Again, the herbicide is most effective on fresh cuts. Apply herbicide as close to the root system as possible. Herbicide application is applied only during the growing season when the roots are active. Effects of the herbicide is to stunt the root growth. And eventually kill the vine from the inside of the root system. For best results, apply herbicide to the vine root system on a dry day. Then the treated vine should remain dry for a minimum of 24 hours.
Control Oriental Bittersweet – Protect Surrounding Areas
Another consideration is the proximity of other garden plants. Herbicides will damage surrounding plants if accidentally applied to them. We noticed one vine root grew right next to a Maple tree root. The Maple tree was a mature 50 foot tall tree. A tree we did not want to lose. Sometimes it is better to manually extract the roots rather than risk losing other garden plants.
When using herbicides, protect the surrounding areas. Lay a tarp or clear plastic to the garden areas.
Step 3. Root Removal
After several weeks, we removed the dead bittersweet roots in the ground. Most of the root system should easily be pulled up from the ground. Any part of the root system that couldn’t be pulled up, could be cut out of the ground. We found the vine root system to be quite extensive within our yard. Most of the backyard had several layers of roots growing below the soil surface. So incredibly invasive!

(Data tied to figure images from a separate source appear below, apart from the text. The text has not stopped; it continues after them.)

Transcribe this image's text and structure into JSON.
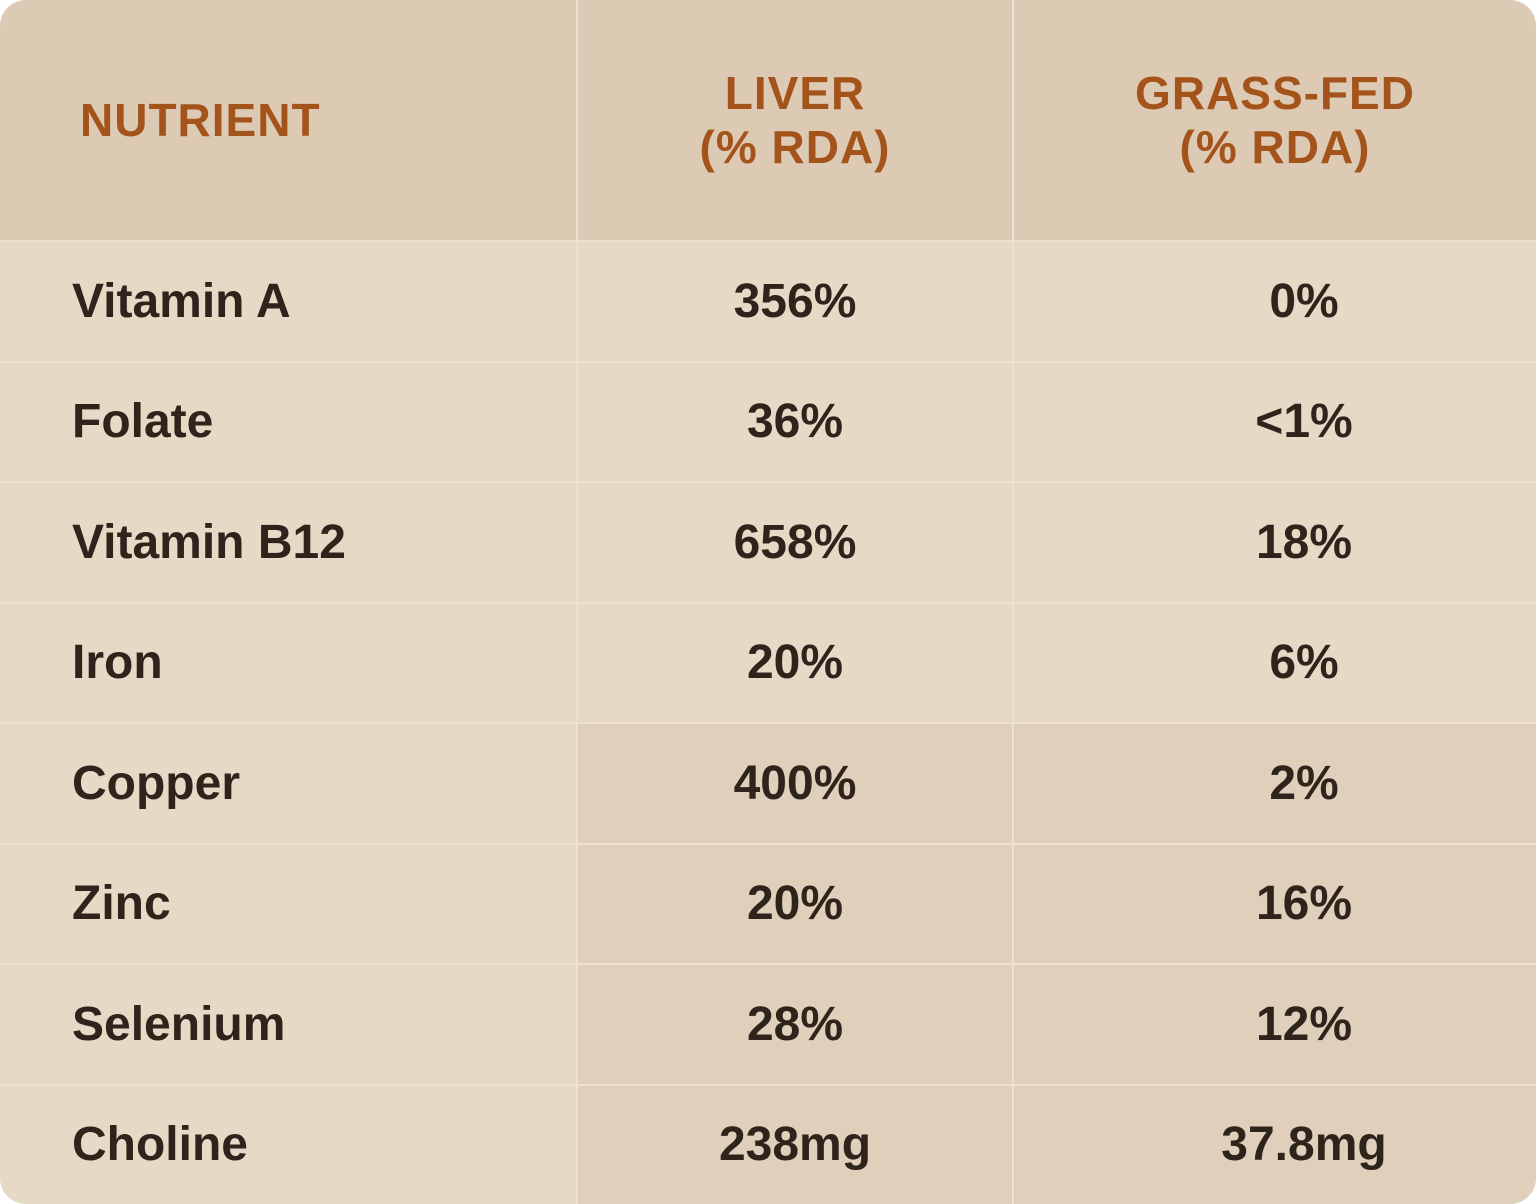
{
  "header": {
    "columns": [
      [
        "NUTRIENT"
      ],
      [
        "LIVER",
        "(% RDA)"
      ],
      [
        "GRASS-FED",
        "(% RDA)"
      ]
    ]
  },
  "table": {
    "rows": [
      [
        "Vitamin A",
        "356%",
        "0%"
      ],
      [
        "Folate",
        "36%",
        "<1%"
      ],
      [
        "Vitamin B12",
        "658%",
        "18%"
      ],
      [
        "Iron",
        "20%",
        "6%"
      ],
      [
        "Copper",
        "400%",
        "2%"
      ],
      [
        "Zinc",
        "20%",
        "16%"
      ],
      [
        "Selenium",
        "28%",
        "12%"
      ],
      [
        "Choline",
        "238mg",
        "37.8mg"
      ]
    ]
  }
}
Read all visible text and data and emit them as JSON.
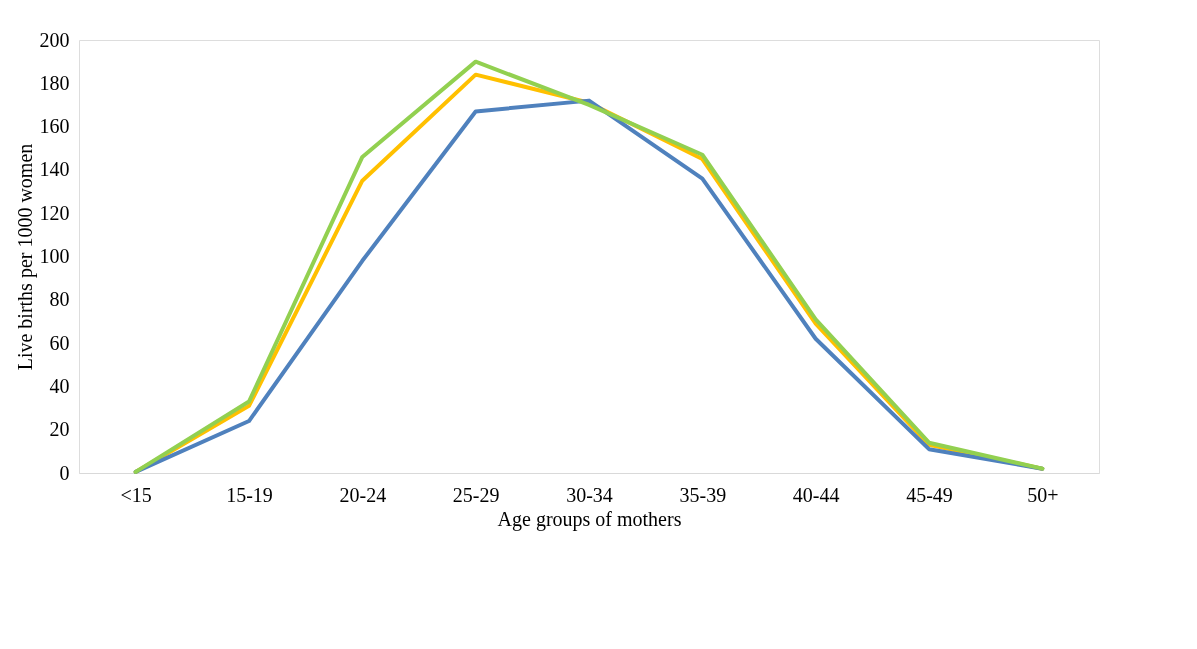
{
  "chart_data": {
    "type": "line",
    "xlabel": "Age groups of mothers",
    "ylabel": "Live births per 1000 women",
    "categories": [
      "<15",
      "15-19",
      "20-24",
      "25-29",
      "30-34",
      "35-39",
      "40-44",
      "45-49",
      "50+"
    ],
    "series": [
      {
        "color": "#ffc000",
        "values": [
          0.5,
          31,
          135,
          184,
          171,
          145,
          69,
          13,
          2
        ]
      },
      {
        "color": "#4f81bd",
        "values": [
          0.5,
          24,
          98,
          167,
          172,
          136,
          62,
          11,
          2
        ]
      },
      {
        "color": "#92d050",
        "values": [
          0.5,
          33,
          146,
          190,
          170,
          147,
          71,
          14,
          2
        ]
      }
    ],
    "ylim": [
      0,
      200
    ],
    "yticks": [
      0,
      20,
      40,
      60,
      80,
      100,
      120,
      140,
      160,
      180,
      200
    ],
    "grid": false,
    "marker": "none",
    "line_style": "solid"
  }
}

Step 4. Oriental Bittersweet Disposal
We were careful to dispose of the bittersweet vines and root system. Both vines and roots were bagged. And placed with garbage for the landfill. None of the bittersweet made its way to our compost bin. You never want any seeds or partial root systems to take hold of the compost bin.
Terrain Shop, Westport, CT
Terrain at Westport, Connecticut. Store display of Oriental Bittersweet Vines at their Westport location. Hmmm. One person’s junk, is another’s treasure?
Oriental Bittersweet – Final Note
So we started this project from a point of feeling overwhelmed. Did we arrive at complete eradication of oriental bittersweet? No, not exactly. My best guess is that we have some level of control of the bittersweet. Probably 80% of the oriental bittersweet above ground has been eliminated. Below ground level, there is quite a bit of the vine root system. Some of the root system might be rotting from within but some appears to be viable.
Next Spring, we’ll have a more accurate idea of how successful we’ve been at controlling the bittersweet vine. One thing we are certain of? There is more work to do in this ongoing battle against the oriental bittersweet vine.